Alepe aprova projetos em favor de mulheres e para proteção de crianças em elevadores

Os projetos voltados a beneficiar mulheres e crianças de autoria da Deputada Delegada Gleide Ângelo, foram aprovados por unanimidade, durante a reunião em plenário nesta quinta-feira (30)


Desta vez os Projetos aprovados para as mulheres são: o de nº 1235/20, que altera a Lei no 13.494, de 2 de julho de 2008, que cria o Sistema Estadual de Segurança Alimentar e Nutricional Sustentável - SESANS com vistas a assegurar o direito humano à alimentação adequada. A meta é garantir a segurança alimentar e nutricional de mulheres vítimas de violência doméstica e familiar, e seus dependentes legais, que estejam em situação de vulnerabilidade social e econômica.

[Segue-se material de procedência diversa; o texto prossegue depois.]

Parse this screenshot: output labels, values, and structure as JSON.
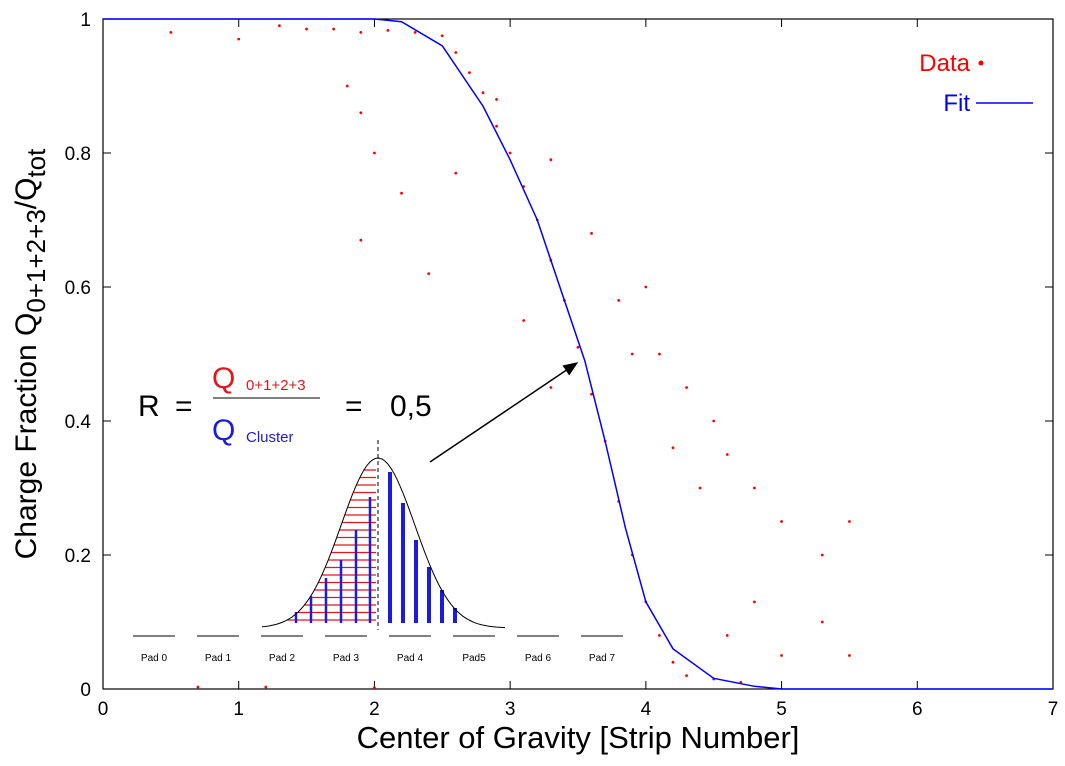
{
  "chart_data": {
    "type": "scatter",
    "x_label": "Center of Gravity [Strip Number]",
    "y_label": {
      "text": "Charge Fraction Q",
      "sub": "0+1+2+3",
      "mid": "/Q",
      "sub2": "tot"
    },
    "xlim": [
      0,
      7
    ],
    "xticks": [
      0,
      1,
      2,
      3,
      4,
      5,
      6,
      7
    ],
    "ylim": [
      0,
      1
    ],
    "yticks": [
      0,
      0.2,
      0.4,
      0.6,
      0.8,
      1
    ],
    "legend": "top-right",
    "series": [
      {
        "name": "Data",
        "type": "scatter",
        "color": "#ff0000",
        "x": [
          1.5,
          1.7,
          1.9,
          2.1,
          2.3,
          2.5,
          2.6,
          2.7,
          2.8,
          2.9,
          3.0,
          3.1,
          3.2,
          3.3,
          3.4,
          3.5,
          3.6,
          3.7,
          3.8,
          3.9,
          4.0,
          4.1,
          4.2,
          4.3,
          4.5,
          4.7,
          0.5,
          1.0,
          1.3,
          1.8,
          1.9,
          2.0,
          2.2,
          1.9,
          2.4,
          2.6,
          2.9,
          3.3,
          3.6,
          3.8,
          3.9,
          4.1,
          4.3,
          4.5,
          4.6,
          4.8,
          5.0,
          5.3,
          5.5,
          5.3,
          5.5,
          5.0,
          4.8,
          4.4,
          4.2,
          0.7,
          1.2,
          2.0,
          4.6,
          3.3,
          4.0,
          3.1
        ],
        "values": [
          0.985,
          0.985,
          0.98,
          0.983,
          0.98,
          0.975,
          0.95,
          0.92,
          0.89,
          0.84,
          0.8,
          0.75,
          0.7,
          0.64,
          0.58,
          0.51,
          0.44,
          0.37,
          0.28,
          0.2,
          0.13,
          0.08,
          0.04,
          0.02,
          0.015,
          0.01,
          0.98,
          0.97,
          0.99,
          0.9,
          0.86,
          0.8,
          0.74,
          0.67,
          0.62,
          0.77,
          0.88,
          0.79,
          0.68,
          0.58,
          0.5,
          0.5,
          0.45,
          0.4,
          0.35,
          0.3,
          0.25,
          0.2,
          0.25,
          0.1,
          0.05,
          0.05,
          0.13,
          0.3,
          0.36,
          0.003,
          0.003,
          0.002,
          0.08,
          0.45,
          0.6,
          0.55
        ]
      },
      {
        "name": "Fit",
        "type": "line",
        "color": "#0000ff",
        "x": [
          0,
          1,
          2,
          2.2,
          2.5,
          2.8,
          3.0,
          3.2,
          3.4,
          3.55,
          3.7,
          3.85,
          4.0,
          4.2,
          4.5,
          4.8,
          5,
          6,
          7
        ],
        "values": [
          1,
          1,
          1,
          0.996,
          0.96,
          0.87,
          0.79,
          0.7,
          0.58,
          0.49,
          0.37,
          0.24,
          0.13,
          0.06,
          0.016,
          0.004,
          0,
          0,
          0
        ]
      }
    ],
    "annotation": {
      "lhs": "R",
      "eq": "=",
      "num_symbol": "Q",
      "num_sub": "0+1+2+3",
      "den_symbol": "Q",
      "den_sub": "Cluster",
      "eq2": "=",
      "result": "0,5"
    },
    "pads": [
      "Pad 0",
      "Pad 1",
      "Pad 2",
      "Pad 3",
      "Pad 4",
      "Pad5",
      "Pad 6",
      "Pad 7"
    ]
  }
}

O outro, o PL nº 1240/20 vem proporcionar o incremento e incentivo para as mulheres catadoras de recicláveis e reutilizáveis a partir da alteração na Lei no 14.236, de 13 de dezembro de 2010, que dispõe sobre a Política Estadual de Resíduos Sólidos. Aqui, a fim de incluir a proteção e valorização de mulheres que integram o fluxo organizado de resíduos sólidos, especialmente as catadoras e classificadoras de materiais reutilizáveis e recicláveis.


O Brasil é o país que mais recicla latinhas de alumínio no mundo e movimenta com essa atividade mais de 1 bilhão de reais anualmente. Ainda 70% dessa mão de obra é composta por mulheres, a maior parte delas atuando em cooperativas e precisado de um tratamento diferenciado quanto a políticas públicas voltadas a sua proteção e valorização. Grande parte das mulheres catadoras depende de serviços públicos essenciais como creches, saúde pública, educação, qualificação profissional, apoio jurídico e psicossocial no enfrentamento à violência doméstica e familiar como lembrou Gleide “Por isso estamos propondo a inclusão desse olhar especial às catadoras e classificadoras, dentro da Política Estadual de Resíduos Sólidos, atribuído ao Poder Público estadual o dever de criar ações voltadas especificamente a elas”.


E por fim o conhecido “Projetos dos Elevadores”, o PL nº 1218, este tramitou e foi aprovado em conjunto com os Projetos de Lei nº 1222/2020, de autoria do Deputado Pastor Cleiton Collins; e nº 1224/2020, de autoria da Deputada Simone Santana. No entanto, a redação priorizada foi a do Projeto de Lei nº 1218/2020, de autoria da Deputada Delegada Gleide Ângelo e onde se destaca como pontos principais em sua redação final:

- A proíbição, no âmbito do Estado de Pernambuco, do uso de elevadores por crianças desacompanhadas de pessoa maior de 18 (dezoito) anos, sejam elevadores de edifícios privados ou públicos 

- Considera-se criança a pessoa com até 12 (doze) anos de idade incompletos, nos termos do Estatuto da Criança e do Adolescente.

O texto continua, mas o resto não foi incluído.